People need to give themselves a break, this isn’t the COVID-19 Olympics - there is no medal for the best choices or technique - the main goal is to just get to the finish line. This pandemic has been a lesson in humility - we can’t control everything. Let yourselves off the hook. Give yourself permission to be imperfect in an imperfect time. If your kids are old enough, let your kids watch a couple movies or set them up for a long activity, while you get some alone time, either as a couple or on your own. If they are little, ask for a little bit of help from an older teen you trust or, maybe pair up with some other parents of little kids so you can each give each other a break and some support. Even taking time to take a walk on your own or with your spouse to catch up can feel like a welcome break.
What if we’re feeling lost?
Our resilience coaching squad frequently shares the acronym “MAPS” from a colleague of ours and I still find it a helpful one to guide me when my resilience is wobbly. “MAPS” can be a way of reminding yourself of four elements of feeling and doing better. You can try to do one each day or just pick from the categories to help focus your self-care.
Mastery: Do something that is about getting better or more skilled at something, maybe photography or playing piano or knowing which bird or tree you are noticing on your walks.
Altruism: Do something that helps someone else.
Pleasure: Do something just because it makes you happy to do it, whether it’s a winter walk or a chocolate bar- go ahead and indulge.
Silence: Do something quiet and contemplative-get away from the screen and the noise and be present in the moment.
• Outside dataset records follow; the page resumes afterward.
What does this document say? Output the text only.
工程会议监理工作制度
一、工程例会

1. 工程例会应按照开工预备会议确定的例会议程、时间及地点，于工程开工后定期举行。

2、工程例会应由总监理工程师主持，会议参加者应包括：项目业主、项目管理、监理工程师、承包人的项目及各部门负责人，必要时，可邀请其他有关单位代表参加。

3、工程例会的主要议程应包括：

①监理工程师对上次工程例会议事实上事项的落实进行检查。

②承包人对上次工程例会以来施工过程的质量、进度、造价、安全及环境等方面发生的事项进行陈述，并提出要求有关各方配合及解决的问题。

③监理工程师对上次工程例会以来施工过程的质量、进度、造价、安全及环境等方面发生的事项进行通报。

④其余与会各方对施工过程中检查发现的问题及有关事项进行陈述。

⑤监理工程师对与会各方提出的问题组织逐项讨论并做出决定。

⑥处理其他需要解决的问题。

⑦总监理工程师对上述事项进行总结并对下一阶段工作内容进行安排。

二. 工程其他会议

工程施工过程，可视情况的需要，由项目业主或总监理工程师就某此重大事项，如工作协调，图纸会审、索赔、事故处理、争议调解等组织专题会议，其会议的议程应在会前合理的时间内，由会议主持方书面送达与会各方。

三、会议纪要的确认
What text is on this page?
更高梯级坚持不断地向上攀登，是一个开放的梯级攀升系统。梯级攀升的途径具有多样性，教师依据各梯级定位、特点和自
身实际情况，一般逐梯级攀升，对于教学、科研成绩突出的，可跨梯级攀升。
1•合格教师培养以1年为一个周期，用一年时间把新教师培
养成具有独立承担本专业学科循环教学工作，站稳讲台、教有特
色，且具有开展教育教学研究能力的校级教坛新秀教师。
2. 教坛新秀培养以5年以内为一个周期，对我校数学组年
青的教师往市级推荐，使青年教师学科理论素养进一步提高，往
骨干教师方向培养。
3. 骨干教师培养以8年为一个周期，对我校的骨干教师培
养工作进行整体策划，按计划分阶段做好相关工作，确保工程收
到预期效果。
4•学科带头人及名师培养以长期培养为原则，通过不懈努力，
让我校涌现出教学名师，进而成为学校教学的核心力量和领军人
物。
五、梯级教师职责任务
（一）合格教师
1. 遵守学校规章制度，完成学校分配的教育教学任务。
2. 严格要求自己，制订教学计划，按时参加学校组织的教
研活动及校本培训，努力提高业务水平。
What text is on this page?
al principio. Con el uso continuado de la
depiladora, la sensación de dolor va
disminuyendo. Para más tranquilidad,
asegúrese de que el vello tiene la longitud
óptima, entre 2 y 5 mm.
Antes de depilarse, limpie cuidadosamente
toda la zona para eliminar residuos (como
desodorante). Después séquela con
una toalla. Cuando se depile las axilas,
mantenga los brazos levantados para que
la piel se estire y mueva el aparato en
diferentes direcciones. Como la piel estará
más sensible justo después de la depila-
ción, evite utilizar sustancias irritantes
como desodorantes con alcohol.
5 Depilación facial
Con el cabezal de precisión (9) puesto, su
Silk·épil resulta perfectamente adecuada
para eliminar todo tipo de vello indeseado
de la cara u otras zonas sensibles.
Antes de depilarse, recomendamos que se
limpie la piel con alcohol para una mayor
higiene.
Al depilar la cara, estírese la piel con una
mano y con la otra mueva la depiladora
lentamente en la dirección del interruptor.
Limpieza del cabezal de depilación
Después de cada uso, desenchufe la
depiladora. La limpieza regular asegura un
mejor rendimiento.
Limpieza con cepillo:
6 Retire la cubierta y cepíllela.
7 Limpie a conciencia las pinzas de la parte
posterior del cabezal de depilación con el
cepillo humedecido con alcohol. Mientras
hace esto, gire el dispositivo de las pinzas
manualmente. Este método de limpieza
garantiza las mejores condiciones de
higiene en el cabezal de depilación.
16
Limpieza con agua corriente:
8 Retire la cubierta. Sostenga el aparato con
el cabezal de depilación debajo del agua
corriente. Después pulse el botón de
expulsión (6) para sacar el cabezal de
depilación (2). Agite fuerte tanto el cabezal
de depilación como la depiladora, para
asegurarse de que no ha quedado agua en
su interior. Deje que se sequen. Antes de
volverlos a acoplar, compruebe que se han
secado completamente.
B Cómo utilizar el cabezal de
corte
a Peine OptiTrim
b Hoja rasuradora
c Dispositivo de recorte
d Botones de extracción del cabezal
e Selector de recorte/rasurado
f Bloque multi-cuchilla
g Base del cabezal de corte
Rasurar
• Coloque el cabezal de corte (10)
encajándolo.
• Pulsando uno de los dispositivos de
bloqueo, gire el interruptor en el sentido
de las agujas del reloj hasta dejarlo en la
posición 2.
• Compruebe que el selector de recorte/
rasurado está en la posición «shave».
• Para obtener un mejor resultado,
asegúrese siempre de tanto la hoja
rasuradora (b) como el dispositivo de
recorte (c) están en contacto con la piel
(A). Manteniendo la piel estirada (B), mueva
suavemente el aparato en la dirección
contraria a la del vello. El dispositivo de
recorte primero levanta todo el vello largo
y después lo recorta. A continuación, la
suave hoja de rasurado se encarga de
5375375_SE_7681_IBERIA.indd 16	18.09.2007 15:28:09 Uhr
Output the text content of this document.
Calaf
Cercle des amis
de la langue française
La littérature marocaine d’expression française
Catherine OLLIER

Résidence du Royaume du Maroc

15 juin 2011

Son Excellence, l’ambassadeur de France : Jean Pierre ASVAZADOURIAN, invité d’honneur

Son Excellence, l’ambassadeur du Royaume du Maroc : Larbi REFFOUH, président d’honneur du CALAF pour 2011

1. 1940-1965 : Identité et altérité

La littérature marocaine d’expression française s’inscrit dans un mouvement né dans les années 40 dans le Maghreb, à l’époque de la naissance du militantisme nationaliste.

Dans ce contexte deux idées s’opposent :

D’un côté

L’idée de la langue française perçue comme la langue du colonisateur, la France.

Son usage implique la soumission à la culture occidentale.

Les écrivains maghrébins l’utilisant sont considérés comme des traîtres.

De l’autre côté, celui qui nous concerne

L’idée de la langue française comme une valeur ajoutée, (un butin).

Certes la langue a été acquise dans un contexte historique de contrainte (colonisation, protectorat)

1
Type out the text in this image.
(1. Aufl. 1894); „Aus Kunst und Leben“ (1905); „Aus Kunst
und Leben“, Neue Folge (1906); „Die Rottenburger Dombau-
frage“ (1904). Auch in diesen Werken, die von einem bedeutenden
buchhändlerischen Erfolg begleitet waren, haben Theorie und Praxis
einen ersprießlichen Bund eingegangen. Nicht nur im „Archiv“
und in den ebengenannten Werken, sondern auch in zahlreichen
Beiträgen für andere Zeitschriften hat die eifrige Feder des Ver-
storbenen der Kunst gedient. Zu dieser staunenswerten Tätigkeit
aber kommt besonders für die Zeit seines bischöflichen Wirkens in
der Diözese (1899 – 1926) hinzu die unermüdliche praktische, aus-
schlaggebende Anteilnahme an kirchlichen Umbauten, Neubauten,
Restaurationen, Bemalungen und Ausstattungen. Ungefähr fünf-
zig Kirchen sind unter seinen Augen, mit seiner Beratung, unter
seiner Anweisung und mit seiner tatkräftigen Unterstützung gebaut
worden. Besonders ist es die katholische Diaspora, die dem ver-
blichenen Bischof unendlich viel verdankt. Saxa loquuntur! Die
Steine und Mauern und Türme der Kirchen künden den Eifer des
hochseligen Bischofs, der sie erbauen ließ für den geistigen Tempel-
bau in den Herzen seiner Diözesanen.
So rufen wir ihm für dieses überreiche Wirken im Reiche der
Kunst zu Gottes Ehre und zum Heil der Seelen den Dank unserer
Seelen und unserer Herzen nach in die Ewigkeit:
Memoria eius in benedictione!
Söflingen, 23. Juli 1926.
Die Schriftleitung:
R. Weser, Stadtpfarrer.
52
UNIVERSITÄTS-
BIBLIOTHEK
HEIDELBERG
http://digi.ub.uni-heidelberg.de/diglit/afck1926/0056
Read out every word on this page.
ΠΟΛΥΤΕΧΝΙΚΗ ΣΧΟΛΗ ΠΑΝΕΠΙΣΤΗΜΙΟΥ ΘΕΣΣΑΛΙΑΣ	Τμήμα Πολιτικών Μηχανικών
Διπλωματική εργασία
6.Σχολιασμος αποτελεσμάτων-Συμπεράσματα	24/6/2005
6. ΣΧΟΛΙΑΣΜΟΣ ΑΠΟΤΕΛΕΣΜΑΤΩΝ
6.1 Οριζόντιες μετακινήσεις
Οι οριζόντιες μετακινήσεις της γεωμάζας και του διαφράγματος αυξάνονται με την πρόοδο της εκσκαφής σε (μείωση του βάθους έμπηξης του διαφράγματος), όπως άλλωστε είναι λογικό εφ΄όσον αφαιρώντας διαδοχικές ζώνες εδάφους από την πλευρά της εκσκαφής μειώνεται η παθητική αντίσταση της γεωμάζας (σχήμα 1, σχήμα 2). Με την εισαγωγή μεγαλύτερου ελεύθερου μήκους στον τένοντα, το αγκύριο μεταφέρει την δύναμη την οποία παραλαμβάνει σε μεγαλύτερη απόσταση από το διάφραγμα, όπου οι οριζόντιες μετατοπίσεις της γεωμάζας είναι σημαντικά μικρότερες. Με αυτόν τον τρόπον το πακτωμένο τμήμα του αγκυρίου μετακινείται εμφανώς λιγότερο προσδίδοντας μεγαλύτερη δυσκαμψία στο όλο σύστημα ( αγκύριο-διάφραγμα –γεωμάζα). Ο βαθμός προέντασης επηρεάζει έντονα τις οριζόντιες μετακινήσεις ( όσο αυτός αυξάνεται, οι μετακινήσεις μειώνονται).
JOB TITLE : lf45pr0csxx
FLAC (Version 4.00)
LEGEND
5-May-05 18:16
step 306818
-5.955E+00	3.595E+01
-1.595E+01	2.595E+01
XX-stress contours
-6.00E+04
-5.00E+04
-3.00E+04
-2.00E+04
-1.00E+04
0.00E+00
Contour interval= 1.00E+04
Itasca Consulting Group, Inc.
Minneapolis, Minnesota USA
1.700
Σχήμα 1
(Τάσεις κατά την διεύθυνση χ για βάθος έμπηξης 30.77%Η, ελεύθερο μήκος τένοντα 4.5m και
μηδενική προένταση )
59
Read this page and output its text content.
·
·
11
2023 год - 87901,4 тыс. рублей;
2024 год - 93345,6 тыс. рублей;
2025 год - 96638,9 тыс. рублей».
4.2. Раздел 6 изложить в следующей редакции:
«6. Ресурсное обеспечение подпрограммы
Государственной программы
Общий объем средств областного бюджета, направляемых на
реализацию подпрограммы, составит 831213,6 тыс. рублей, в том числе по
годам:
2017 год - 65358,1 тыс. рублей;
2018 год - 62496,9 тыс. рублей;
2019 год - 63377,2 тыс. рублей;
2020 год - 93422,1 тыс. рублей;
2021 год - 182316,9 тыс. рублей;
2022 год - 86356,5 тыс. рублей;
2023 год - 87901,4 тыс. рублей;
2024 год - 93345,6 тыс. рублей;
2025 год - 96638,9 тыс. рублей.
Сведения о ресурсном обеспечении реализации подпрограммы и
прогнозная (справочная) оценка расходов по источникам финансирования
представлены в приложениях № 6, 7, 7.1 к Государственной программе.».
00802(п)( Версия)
How can we stay resilient during the disruptions brought on by COVID-19?
We all want things to improve in a straight line. These steps forward and back and then sideways are hard for all of us. This wave descended upon us just when became more “open” than we’d ever been in 18 months, when we were feeling excited for the vaccines to be available to kids. As hard as it is, we probably need to just accept that the pandemic is going to have a bumpy trajectory. When we take a few steps back, we just have to try to remember we have taken steps back before and still moved forward again. We truly have to focus on what we can do to live through it rather than expecting it to become more predictable.